A huge latter-day hit with the meme makers, to the point that even people who‘ve never watched it will likely recognise a lot of scenes, this stunningly terrible story of two LA detectives tangling with the Yakuza, is still worth seeing in its entirety, if only to gawp at its sheer ineptitude.

Shot on a shoestring budget with little planning and few (if any) retakes, the film is barely coherent, unaware of how human beings interact with each other and frequently unable to grasp the basic spatial logic needed for camerawork, but still has a strange, creaky charm to it, with the scenery chewing Robert Z’Dar providing good value as the hammy villain and Mark Fraser arguably stealing the show with his amazing reaction faces.

It almost fooled me into thinking that Zack Snyder was a good director, but then I remembered all of his other films.

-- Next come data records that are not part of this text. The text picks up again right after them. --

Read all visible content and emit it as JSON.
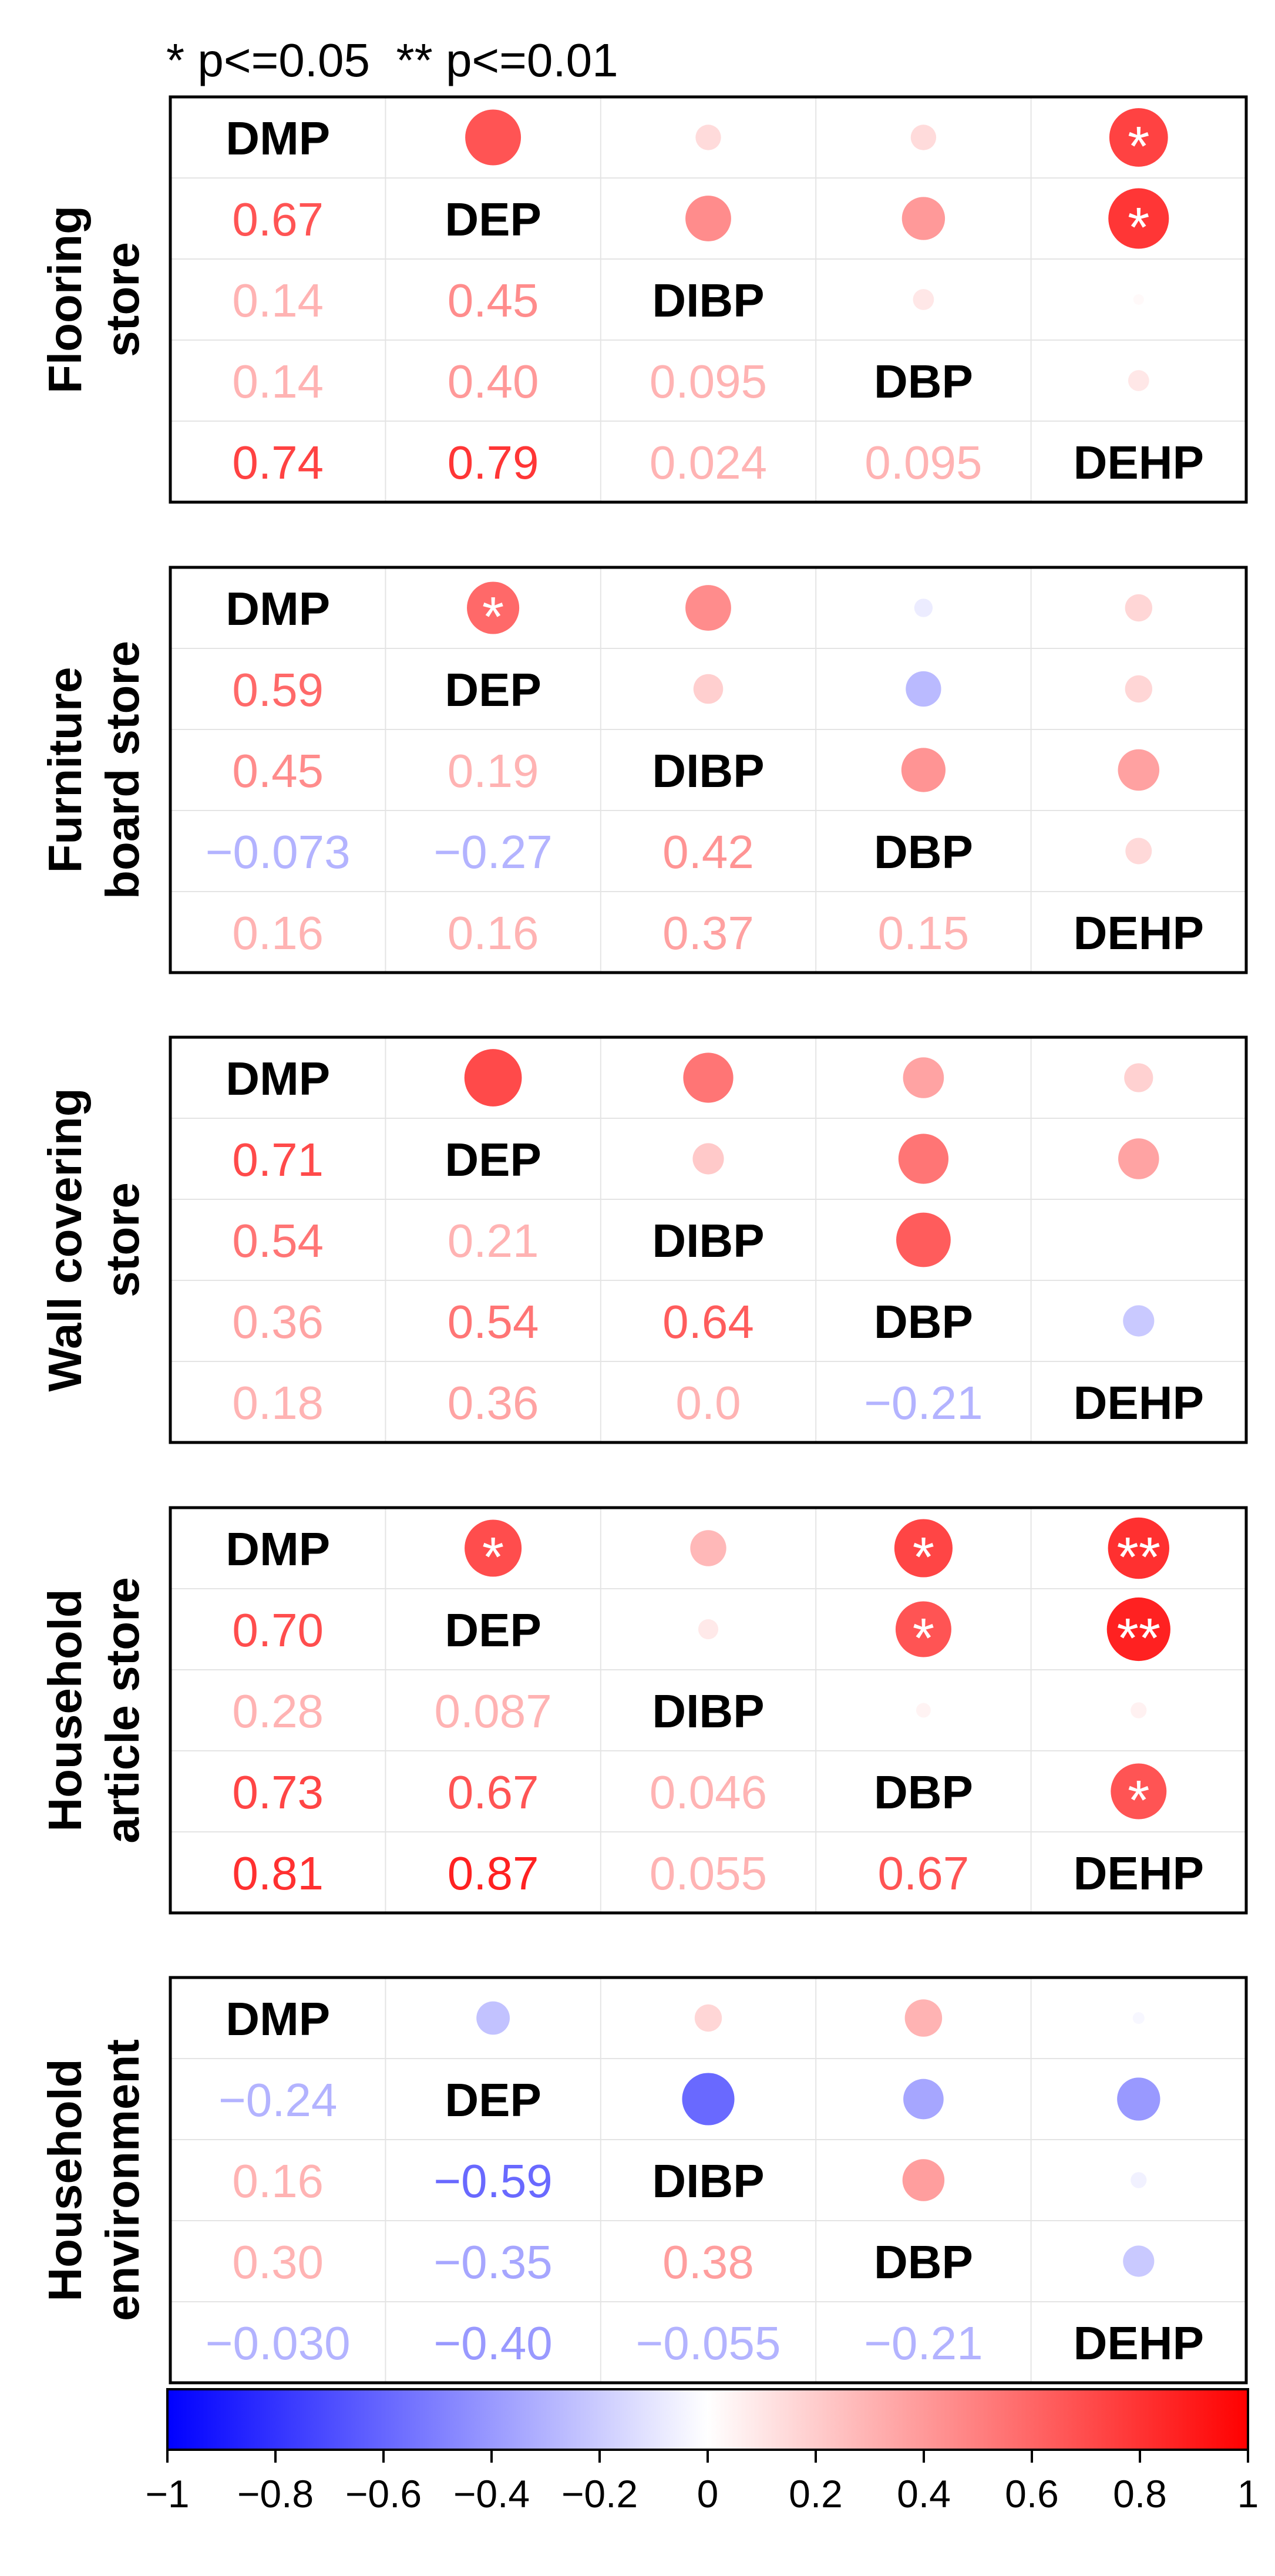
{
  "legend_note": "* p<=0.05  ** p<=0.01",
  "colorbar": {
    "ticks": [
      "−1",
      "−0.8",
      "−0.6",
      "−0.4",
      "−0.2",
      "0",
      "0.2",
      "0.4",
      "0.6",
      "0.8",
      "1"
    ],
    "range": [
      -1,
      1
    ],
    "colors": {
      "neg": "#0000ff",
      "zero": "#ffffff",
      "pos": "#ff0000"
    }
  },
  "chart_data": [
    {
      "type": "heatmap",
      "panel": "Flooring store",
      "title": "Flooring\nstore",
      "variables": [
        "DMP",
        "DEP",
        "DIBP",
        "DBP",
        "DEHP"
      ],
      "matrix": [
        [
          1,
          0.67,
          0.14,
          0.14,
          0.74
        ],
        [
          0.67,
          1,
          0.45,
          0.4,
          0.79
        ],
        [
          0.14,
          0.45,
          1,
          0.095,
          0.024
        ],
        [
          0.14,
          0.4,
          0.095,
          1,
          0.095
        ],
        [
          0.74,
          0.79,
          0.024,
          0.095,
          1
        ]
      ],
      "lower_labels": [
        [
          null,
          null,
          null,
          null,
          null
        ],
        [
          "0.67",
          null,
          null,
          null,
          null
        ],
        [
          "0.14",
          "0.45",
          null,
          null,
          null
        ],
        [
          "0.14",
          "0.40",
          "0.095",
          null,
          null
        ],
        [
          "0.74",
          "0.79",
          "0.024",
          "0.095",
          null
        ]
      ],
      "stars": [
        [
          null,
          "",
          "",
          "",
          "*"
        ],
        [
          null,
          null,
          "",
          "",
          "*"
        ],
        [
          null,
          null,
          null,
          "",
          ""
        ],
        [
          null,
          null,
          null,
          null,
          ""
        ],
        [
          null,
          null,
          null,
          null,
          null
        ]
      ]
    },
    {
      "type": "heatmap",
      "panel": "Furniture board store",
      "title": "Furniture\nboard store",
      "variables": [
        "DMP",
        "DEP",
        "DIBP",
        "DBP",
        "DEHP"
      ],
      "matrix": [
        [
          1,
          0.59,
          0.45,
          -0.073,
          0.16
        ],
        [
          0.59,
          1,
          0.19,
          -0.27,
          0.16
        ],
        [
          0.45,
          0.19,
          1,
          0.42,
          0.37
        ],
        [
          -0.073,
          -0.27,
          0.42,
          1,
          0.15
        ],
        [
          0.16,
          0.16,
          0.37,
          0.15,
          1
        ]
      ],
      "lower_labels": [
        [
          null,
          null,
          null,
          null,
          null
        ],
        [
          "0.59",
          null,
          null,
          null,
          null
        ],
        [
          "0.45",
          "0.19",
          null,
          null,
          null
        ],
        [
          "−0.073",
          "−0.27",
          "0.42",
          null,
          null
        ],
        [
          "0.16",
          "0.16",
          "0.37",
          "0.15",
          null
        ]
      ],
      "stars": [
        [
          null,
          "*",
          "",
          "",
          ""
        ],
        [
          null,
          null,
          "",
          "",
          ""
        ],
        [
          null,
          null,
          null,
          "",
          ""
        ],
        [
          null,
          null,
          null,
          null,
          ""
        ],
        [
          null,
          null,
          null,
          null,
          null
        ]
      ]
    },
    {
      "type": "heatmap",
      "panel": "Wall covering store",
      "title": "Wall covering\nstore",
      "variables": [
        "DMP",
        "DEP",
        "DIBP",
        "DBP",
        "DEHP"
      ],
      "matrix": [
        [
          1,
          0.71,
          0.54,
          0.36,
          0.18
        ],
        [
          0.71,
          1,
          0.21,
          0.54,
          0.36
        ],
        [
          0.54,
          0.21,
          1,
          0.64,
          0.0
        ],
        [
          0.36,
          0.54,
          0.64,
          1,
          -0.21
        ],
        [
          0.18,
          0.36,
          0.0,
          -0.21,
          1
        ]
      ],
      "lower_labels": [
        [
          null,
          null,
          null,
          null,
          null
        ],
        [
          "0.71",
          null,
          null,
          null,
          null
        ],
        [
          "0.54",
          "0.21",
          null,
          null,
          null
        ],
        [
          "0.36",
          "0.54",
          "0.64",
          null,
          null
        ],
        [
          "0.18",
          "0.36",
          "0.0",
          "−0.21",
          null
        ]
      ],
      "stars": [
        [
          null,
          "",
          "",
          "",
          ""
        ],
        [
          null,
          null,
          "",
          "",
          ""
        ],
        [
          null,
          null,
          null,
          "",
          ""
        ],
        [
          null,
          null,
          null,
          null,
          ""
        ],
        [
          null,
          null,
          null,
          null,
          null
        ]
      ]
    },
    {
      "type": "heatmap",
      "panel": "Household article store",
      "title": "Household\narticle store",
      "variables": [
        "DMP",
        "DEP",
        "DIBP",
        "DBP",
        "DEHP"
      ],
      "matrix": [
        [
          1,
          0.7,
          0.28,
          0.73,
          0.81
        ],
        [
          0.7,
          1,
          0.087,
          0.67,
          0.87
        ],
        [
          0.28,
          0.087,
          1,
          0.046,
          0.055
        ],
        [
          0.73,
          0.67,
          0.046,
          1,
          0.67
        ],
        [
          0.81,
          0.87,
          0.055,
          0.67,
          1
        ]
      ],
      "lower_labels": [
        [
          null,
          null,
          null,
          null,
          null
        ],
        [
          "0.70",
          null,
          null,
          null,
          null
        ],
        [
          "0.28",
          "0.087",
          null,
          null,
          null
        ],
        [
          "0.73",
          "0.67",
          "0.046",
          null,
          null
        ],
        [
          "0.81",
          "0.87",
          "0.055",
          "0.67",
          null
        ]
      ],
      "stars": [
        [
          null,
          "*",
          "",
          "*",
          "**"
        ],
        [
          null,
          null,
          "",
          "*",
          "**"
        ],
        [
          null,
          null,
          null,
          "",
          ""
        ],
        [
          null,
          null,
          null,
          null,
          "*"
        ],
        [
          null,
          null,
          null,
          null,
          null
        ]
      ]
    },
    {
      "type": "heatmap",
      "panel": "Household environment",
      "title": "Household\nenvironment",
      "variables": [
        "DMP",
        "DEP",
        "DIBP",
        "DBP",
        "DEHP"
      ],
      "matrix": [
        [
          1,
          -0.24,
          0.16,
          0.3,
          -0.03
        ],
        [
          -0.24,
          1,
          -0.59,
          -0.35,
          -0.4
        ],
        [
          0.16,
          -0.59,
          1,
          0.38,
          -0.055
        ],
        [
          0.3,
          -0.35,
          0.38,
          1,
          -0.21
        ],
        [
          -0.03,
          -0.4,
          -0.055,
          -0.21,
          1
        ]
      ],
      "lower_labels": [
        [
          null,
          null,
          null,
          null,
          null
        ],
        [
          "−0.24",
          null,
          null,
          null,
          null
        ],
        [
          "0.16",
          "−0.59",
          null,
          null,
          null
        ],
        [
          "0.30",
          "−0.35",
          "0.38",
          null,
          null
        ],
        [
          "−0.030",
          "−0.40",
          "−0.055",
          "−0.21",
          null
        ]
      ],
      "stars": [
        [
          null,
          "",
          "",
          "",
          ""
        ],
        [
          null,
          null,
          "",
          "",
          ""
        ],
        [
          null,
          null,
          null,
          "",
          ""
        ],
        [
          null,
          null,
          null,
          null,
          ""
        ],
        [
          null,
          null,
          null,
          null,
          null
        ]
      ]
    }
  ]
}
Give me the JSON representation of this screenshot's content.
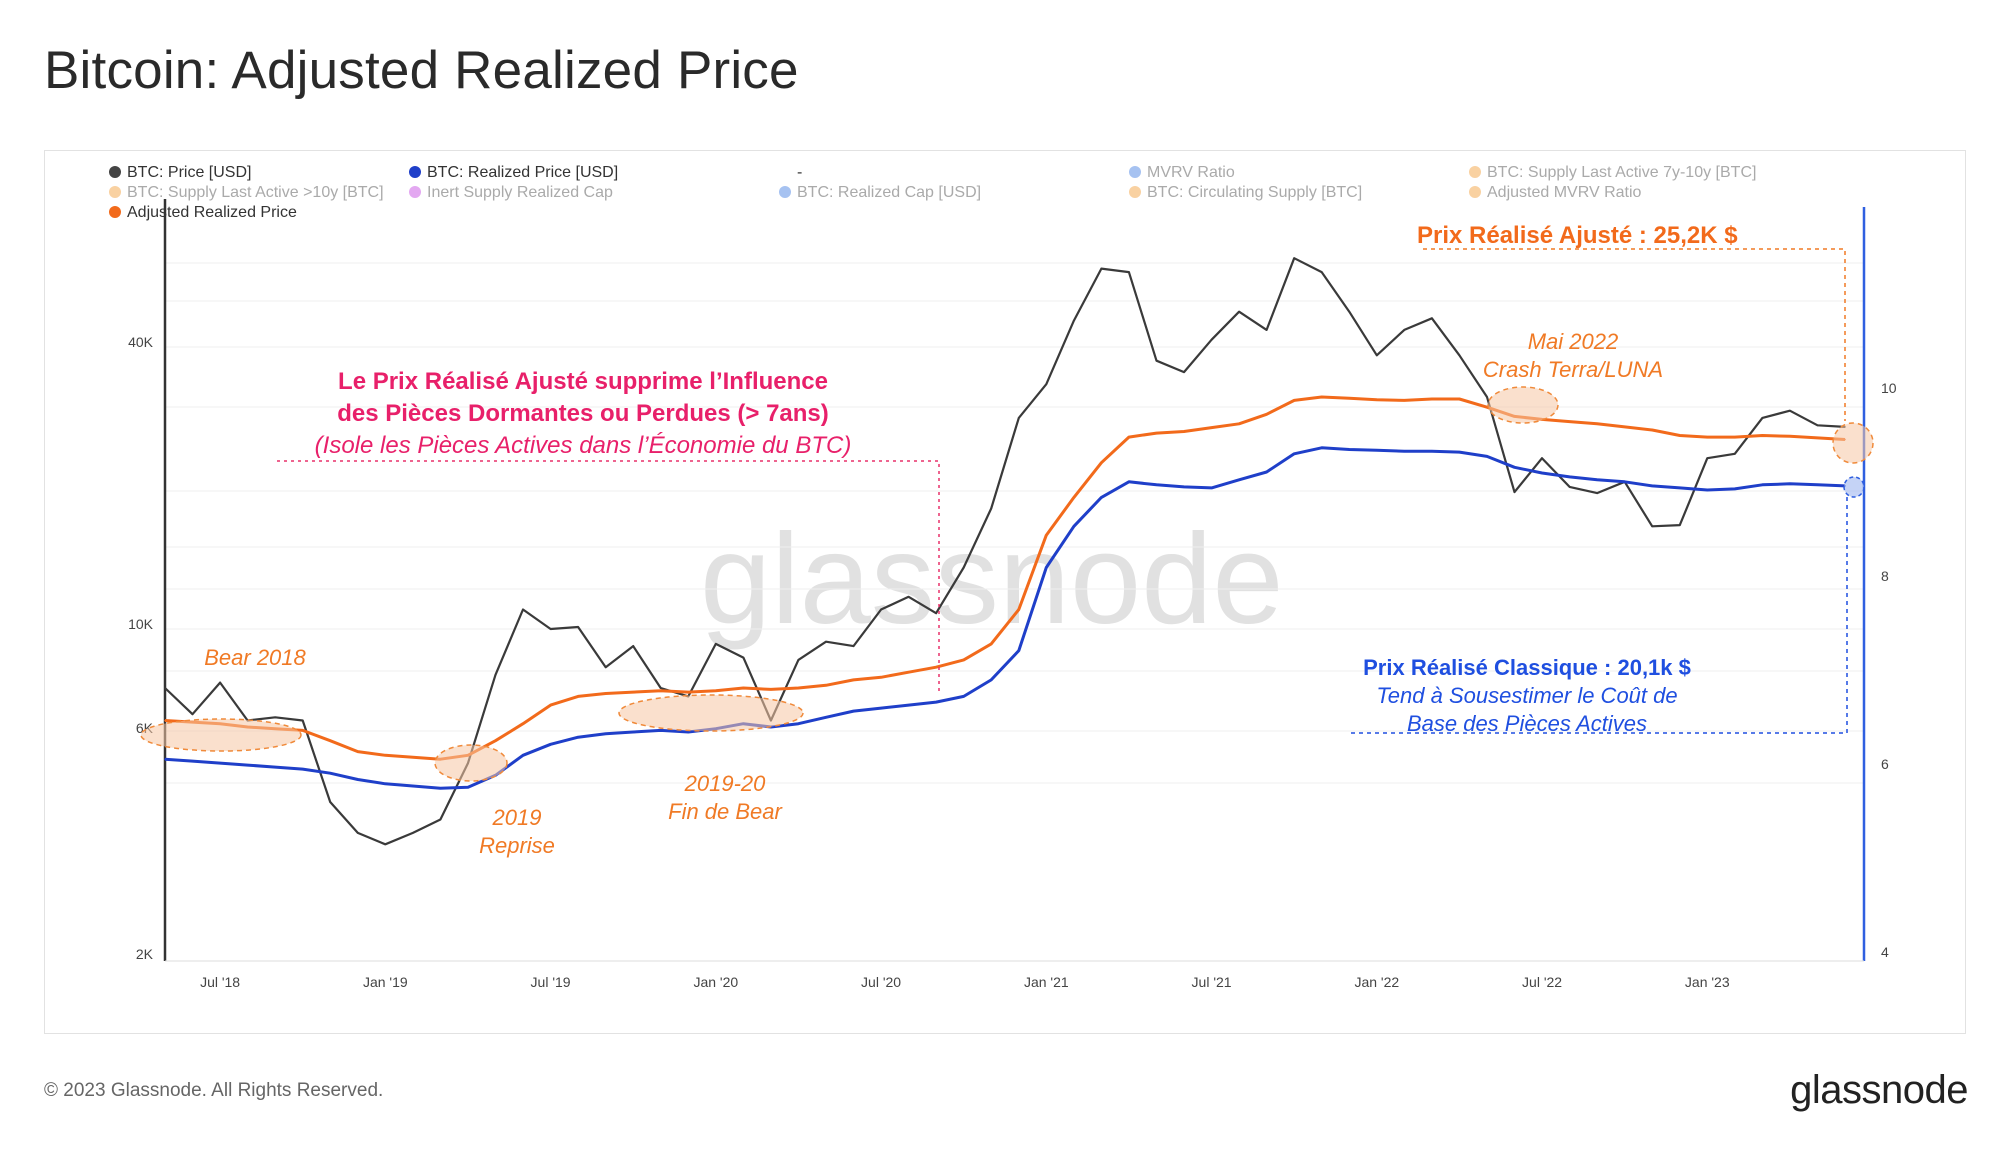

I have no love for Snyder either, but hey, his version of Dawn of the Dead was good, alright pretty okay, generally.
 
I respect the desire to see his original creative vision but the fact that the studio had essentially buckled to a fandom that has vocally toxic elements was a dangerous move, which recalled the creative bankruptcy of The Rise of Skywalker.
While the pursuit of this alternate cut certainly had one of the more vocal and pro-active fan movements, and showed that there was interest in seeing it, I'd be very surprised if they were the deciding factor in getting this greenlit. Justice League was a hugely troubled production given an impossible mandate to match the box office performance of The Avengers. The studio reworked it over and over, and ran the cast and crew ragged (there's a reason Ben Affleck gave up the chance to direct his own Batman movie after this). After all that, after retooling it to that point that it resembled a Marvel movie more than it did Snyder's previous films, and the rumoured $300M ploughed into it, Whedon's cut brought in the lowest box office return for a DCEU movie, less than Batman v Superman, less than even that PoS Suicide Squad.

I think the decision to go ahead with this new version came down to a combination of sunk-cost fallacy in the hope that a different version might be better received, rebuilding burnt bridges with the cast and crew, an extention of the more experimental direction that the studio is taking with DC films, and possibly (especially considering the heart-breaking circumstances under which the director originally stepped down from the production) a feeling in the studio that Snyder was owed this.